The biblical texts can at times be difficult to relate to, especially when it comes to texts describing encroaching foreign armies or child sacrifice, much less God zapping people with fire or a miracle worker reviving a dead child. While one might be quick to call them stories, what I hope I have showed is that even if the contents are fictional, the texts are still relatable. They describe people who cared about their children, and who, like parents today, had to face the unknown. 




[1] Carol Meyers, Rediscovering Eve: Ancient Israelite Women in Context (Oxford: Oxford University Press, 2012), 110; Lawrence Stager, “The Archaeology of the Family in Ancient Israel,” BASOR 260 (1985), 1–35, esp. 18.

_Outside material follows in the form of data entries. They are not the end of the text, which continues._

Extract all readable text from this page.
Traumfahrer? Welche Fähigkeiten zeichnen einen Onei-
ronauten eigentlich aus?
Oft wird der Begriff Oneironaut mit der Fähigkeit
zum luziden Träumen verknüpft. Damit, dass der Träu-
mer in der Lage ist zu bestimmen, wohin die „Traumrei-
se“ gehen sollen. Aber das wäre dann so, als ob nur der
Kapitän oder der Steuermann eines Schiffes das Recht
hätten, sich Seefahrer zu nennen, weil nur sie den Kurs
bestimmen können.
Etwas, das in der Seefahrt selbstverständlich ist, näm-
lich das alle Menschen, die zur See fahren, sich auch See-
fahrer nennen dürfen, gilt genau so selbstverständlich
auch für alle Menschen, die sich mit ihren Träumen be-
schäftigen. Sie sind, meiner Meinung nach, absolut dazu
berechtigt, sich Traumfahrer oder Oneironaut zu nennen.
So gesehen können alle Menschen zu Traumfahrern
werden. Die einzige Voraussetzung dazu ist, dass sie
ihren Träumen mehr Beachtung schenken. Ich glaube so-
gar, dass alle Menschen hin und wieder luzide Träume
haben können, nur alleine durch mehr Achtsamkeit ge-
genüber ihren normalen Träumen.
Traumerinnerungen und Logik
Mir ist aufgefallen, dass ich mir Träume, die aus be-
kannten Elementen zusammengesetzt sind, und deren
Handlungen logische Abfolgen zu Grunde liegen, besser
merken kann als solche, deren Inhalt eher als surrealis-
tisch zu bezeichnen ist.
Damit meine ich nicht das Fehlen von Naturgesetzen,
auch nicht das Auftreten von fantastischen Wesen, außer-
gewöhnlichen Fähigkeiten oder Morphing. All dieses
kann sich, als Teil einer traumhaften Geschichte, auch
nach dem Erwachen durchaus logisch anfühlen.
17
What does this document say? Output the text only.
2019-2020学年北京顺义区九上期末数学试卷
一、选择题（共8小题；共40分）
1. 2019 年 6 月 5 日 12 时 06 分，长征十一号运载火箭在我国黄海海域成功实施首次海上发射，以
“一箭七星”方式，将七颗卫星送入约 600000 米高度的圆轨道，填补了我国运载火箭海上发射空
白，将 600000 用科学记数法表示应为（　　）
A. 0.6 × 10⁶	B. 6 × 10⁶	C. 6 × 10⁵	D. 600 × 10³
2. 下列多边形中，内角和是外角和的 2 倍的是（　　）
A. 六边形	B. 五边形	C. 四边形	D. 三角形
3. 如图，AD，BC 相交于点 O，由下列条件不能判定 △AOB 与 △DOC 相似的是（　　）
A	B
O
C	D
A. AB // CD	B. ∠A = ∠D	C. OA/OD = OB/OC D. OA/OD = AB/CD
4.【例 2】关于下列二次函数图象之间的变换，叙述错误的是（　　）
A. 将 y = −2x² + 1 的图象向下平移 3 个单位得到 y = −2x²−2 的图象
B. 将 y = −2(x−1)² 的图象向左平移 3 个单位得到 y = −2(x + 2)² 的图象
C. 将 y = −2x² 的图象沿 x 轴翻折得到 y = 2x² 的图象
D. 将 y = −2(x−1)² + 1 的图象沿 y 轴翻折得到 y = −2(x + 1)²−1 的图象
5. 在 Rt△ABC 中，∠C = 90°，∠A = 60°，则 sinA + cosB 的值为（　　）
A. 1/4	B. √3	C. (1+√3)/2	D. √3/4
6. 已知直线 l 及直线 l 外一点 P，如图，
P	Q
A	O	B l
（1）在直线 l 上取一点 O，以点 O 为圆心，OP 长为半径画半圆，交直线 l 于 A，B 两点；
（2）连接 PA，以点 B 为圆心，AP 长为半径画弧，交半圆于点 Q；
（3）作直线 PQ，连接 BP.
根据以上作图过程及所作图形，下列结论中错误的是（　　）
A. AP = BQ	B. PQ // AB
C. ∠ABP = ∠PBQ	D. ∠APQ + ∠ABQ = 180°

[2] Beth Alpert-Nakhai, “Female Infanticide In Iron II Israel and Judah,” in Sacred History, Sacred Literature: Essays on Ancient Israel, the Bible and Religion in Honor of R. E. Friedman on His 60th Birthday, edited by Shawna Dolansky (Winona Lake, IN: Eisenbrauns, 2008), 7-16.

[3] The reality of child sacrifice in ancient Israel is highly debated amongst scholars, some of whom argue that stories like the Akedah are a polemic against child sacrifice. Yaria Amit, Hidden Polemics in Biblical Narrative, trans. Jonathan Chipman (Leiden: Brill, 2020).  

[4] Andres Michel, Gott und Gewalt gegen Kinder im Alten Testament, FAT 37 (Tübingen: Mohr Siebeck, 2003); Genesis Rabbah 56:8; Rashi.

[5] Nahum Sarna, Understanding Genesis (New York, NY: Schocken Books, 1966).

[6] Peggy Day, “From the Child is Born the Woman: The Story of Jephthah’s Daughter,” in Gender and Difference in Ancient Israel (Minneapolis, Fortress, 1989), 58–74.

[7] In some versions of the myth she is not sacrificed, but rescued by the gods or that a deer/goat was left as a substitute. 

[8] Nancy Scheper-Hughes, Death Without Weeping: The Violence of Everyday Life in Brazil (Berkeley: 

University of California Press, 1993), 270–71.

[9] Presentism takes place when we read anachronistically, when we place what we know of the present into the past (Meyers, Rediscovering Eve, 117–18).

[10] It is unclear if the mother understood the child to be dead. It does appear, however, that she feared for his life as she accused Elisha of leading her on by promising her a son who would then die (2 Kings 4:28).